Since the passage of the Patient Protection and Affordable Care Act (Obamacare) more than three years ago, Utah has known that it has a choice to make: participate in the Medicaid expansion or not. That decision has been delayed until now, but the time has now come for the choice to be made.
130,000 Utahns are living just above the federal poverty level, which currently disqualifies them from receiving Medicaid health coverage and leaves them unable to obtain basic healthcare or medications. Under the ACA, states choosing to expand Medicaid coverage to those people would see 100 percent of the costs of doing so covered by the federal government for three years. After the three years federal dollars would taper off slightly in the next decade, but even at its lowest point Utah would only be responsible for 10 percent of the costs.

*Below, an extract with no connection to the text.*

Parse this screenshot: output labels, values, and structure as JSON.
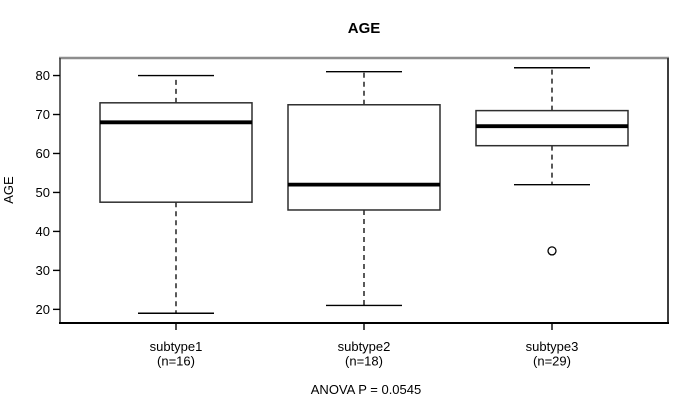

Arguments over whether to participate in the program have been flying, but until this week it was mostly unknown how implementing the program would actually effect the Beehive State financially or economically. In a moment of clarity several months ago, Utah’s Republican leaders chose not to guess on what the impact would be, and appropriated a large amount of our tax dollars to an independent research company who were tasked with completing an in-depth analysis of what the true costs of the Medicaid expansion would be. That report came back this week.

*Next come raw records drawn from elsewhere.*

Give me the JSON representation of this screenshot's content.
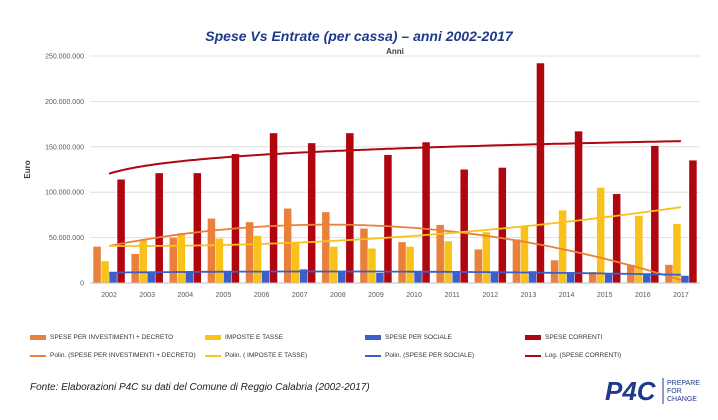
{
  "chart_data": {
    "type": "bar",
    "title": "Spese Vs Entrate (per cassa) – anni 2002-2017",
    "xlabel": "Anni",
    "ylabel": "Euro",
    "ylim": [
      0,
      250000000
    ],
    "yticks": [
      "0",
      "50.000.000",
      "100.000.000",
      "150.000.000",
      "200.000.000",
      "250.000.000"
    ],
    "ytick_values": [
      0,
      50000000,
      100000000,
      150000000,
      200000000,
      250000000
    ],
    "categories": [
      "2002",
      "2003",
      "2004",
      "2005",
      "2006",
      "2007",
      "2008",
      "2009",
      "2010",
      "2011",
      "2012",
      "2013",
      "2014",
      "2015",
      "2016",
      "2017"
    ],
    "grid": true,
    "legend_position": "bottom",
    "series": [
      {
        "name": "SPESE PER INVESTIMENTI + DECRETO",
        "color": "#e9803b",
        "values": [
          40000000,
          32000000,
          50000000,
          71000000,
          67000000,
          82000000,
          78000000,
          60000000,
          45000000,
          64000000,
          37000000,
          48000000,
          25000000,
          12000000,
          20000000,
          20000000
        ]
      },
      {
        "name": "IMPOSTE E TASSE",
        "color": "#f8c21b",
        "values": [
          24000000,
          48000000,
          55000000,
          49000000,
          52000000,
          44000000,
          40000000,
          38000000,
          40000000,
          46000000,
          56000000,
          62000000,
          80000000,
          105000000,
          74000000,
          65000000
        ]
      },
      {
        "name": "SPESE PER SOCIALE",
        "color": "#3a5fcd",
        "values": [
          11000000,
          12000000,
          13000000,
          12000000,
          12000000,
          15000000,
          12000000,
          11000000,
          12000000,
          12000000,
          11000000,
          13000000,
          12000000,
          11000000,
          10000000,
          8000000
        ]
      },
      {
        "name": "SPESE CORRENTI",
        "color": "#b0060f",
        "values": [
          114000000,
          121000000,
          121000000,
          142000000,
          165000000,
          154000000,
          165000000,
          141000000,
          155000000,
          125000000,
          127000000,
          242000000,
          167000000,
          98000000,
          151000000,
          135000000
        ]
      }
    ],
    "trendlines": [
      {
        "name": "Polin. (SPESE PER INVESTIMENTI + DECRETO)",
        "color": "#e9803b",
        "kind": "poly"
      },
      {
        "name": "Polin. ( IMPOSTE E TASSE)",
        "color": "#f8c21b",
        "kind": "poly"
      },
      {
        "name": "Polin. (SPESE PER SOCIALE)",
        "color": "#3a5fcd",
        "kind": "poly"
      },
      {
        "name": "Log. (SPESE CORRENTI)",
        "color": "#b0060f",
        "kind": "log"
      }
    ]
  },
  "source": "Fonte: Elaborazioni P4C su dati del Comune di Reggio Calabria (2002-2017)",
  "logo": {
    "brand": "P4C",
    "tag1": "PREPARE",
    "tag2": "FOR",
    "tag3": "CHANGE",
    "color": "#1f3a8a"
  }
}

According to the report, if the expansion were implemented the state would save an estimated $20 million in the first three years alone, and $131 million overall from no longer having to subsidize unpaid hospital bills and emergency room bills. The expansion would also produce 3,552 new jobs, generate $286 million in additional state economic activity, and contribute over $20 million in state and local revenue by year 2022. Hospitals and medical facilities who are currently spending an estimated $331 annually on uncompensated care would also see significant savings from this under-served population obtaining health insurance.

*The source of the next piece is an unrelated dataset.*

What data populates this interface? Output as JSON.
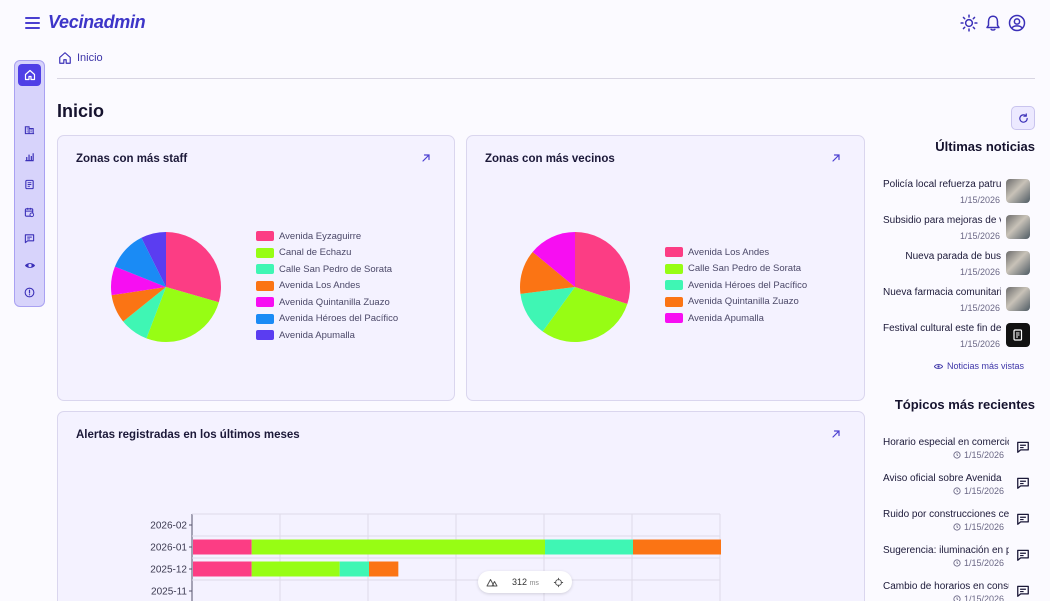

There has always been a moral argument for participating in the expansion. These 130,000 Utahns who live just above the federal poverty line are our brothers and sisters, neighbors and friends, and (for elected officials) constituents. An individual making $1200 per month does not have the option or the luxury of paying $500 per month for private health insurance. Yet illnesses happen, injuries happen, and basic medical needs will always arise. Allowing these individuals and families to obtain Medicaid health coverage is not only morally right, but ethically necessary.
Yet, there are some in Utah’s government who are ignoring their own commissioned report which says the expansion is the economically and fiscally sound thing to do. Instead, they are encouraging Utahns to rely on so-called “charity care” to solve the problem. Charity care refers to a doctor or other medical provider giving away their services for free. During the 2013 legislative session, Representative Michael Kennedy (Republican, Alpine), himself a doctor, touted charity care as a viable alternative solution to providing access to healthcare to these low income citizens, saying he regularly donates his services to people who need it.
While we applaud Representative Kennedy for his apparent goodwill, there is no viable alternative or policy that could turn charity care into a reality for 130,000 people in the state. If Charity care were viable, it would have already solved the problem. Obviously it hasn’t, which means that for it to work the state legislature would need to enact a law requiring medical providers to donate their services to low income families. Even if we ignore the logistical nightmare of medical providers now having to obtain the financial software and systems necessary to determine their patients’ incomes, such a law would be tantamount to indentured servitude. In addition, there is already a growing physician shortage in the United States, and the Association of American Medical Colleges estimates that by the year 2025, America will be short 125,000 physicians. In other words, there is already a burden on our medical providers, and for Utah’s government to push them to work for free is almost laughable.
It was understandable when Utah’s elected officials wanted to delay making a decision on Medicaid expansion until all the facts were known. Even though there is a clear and strong moral reason to expand, it is fair enough to say we should wait until the numbers come back. But now we have the report the legislature and governor commissioned, and it says, without any mincing of words, that expanding Medicaid is sound fiscal policy, and will actually save the state millions of dollars, save hospitals millions of dollars, and create more than 3,500 new jobs for Utahns.
Utah needs to expand Medicaid. It’s the moral, ethical, and economic thing to do. Elected officials who still preach against it run the risk of being seen as putting partisan politics ahead of the desperate needs of those who elected them into office in the first place.
The due diligence has been done. Your move.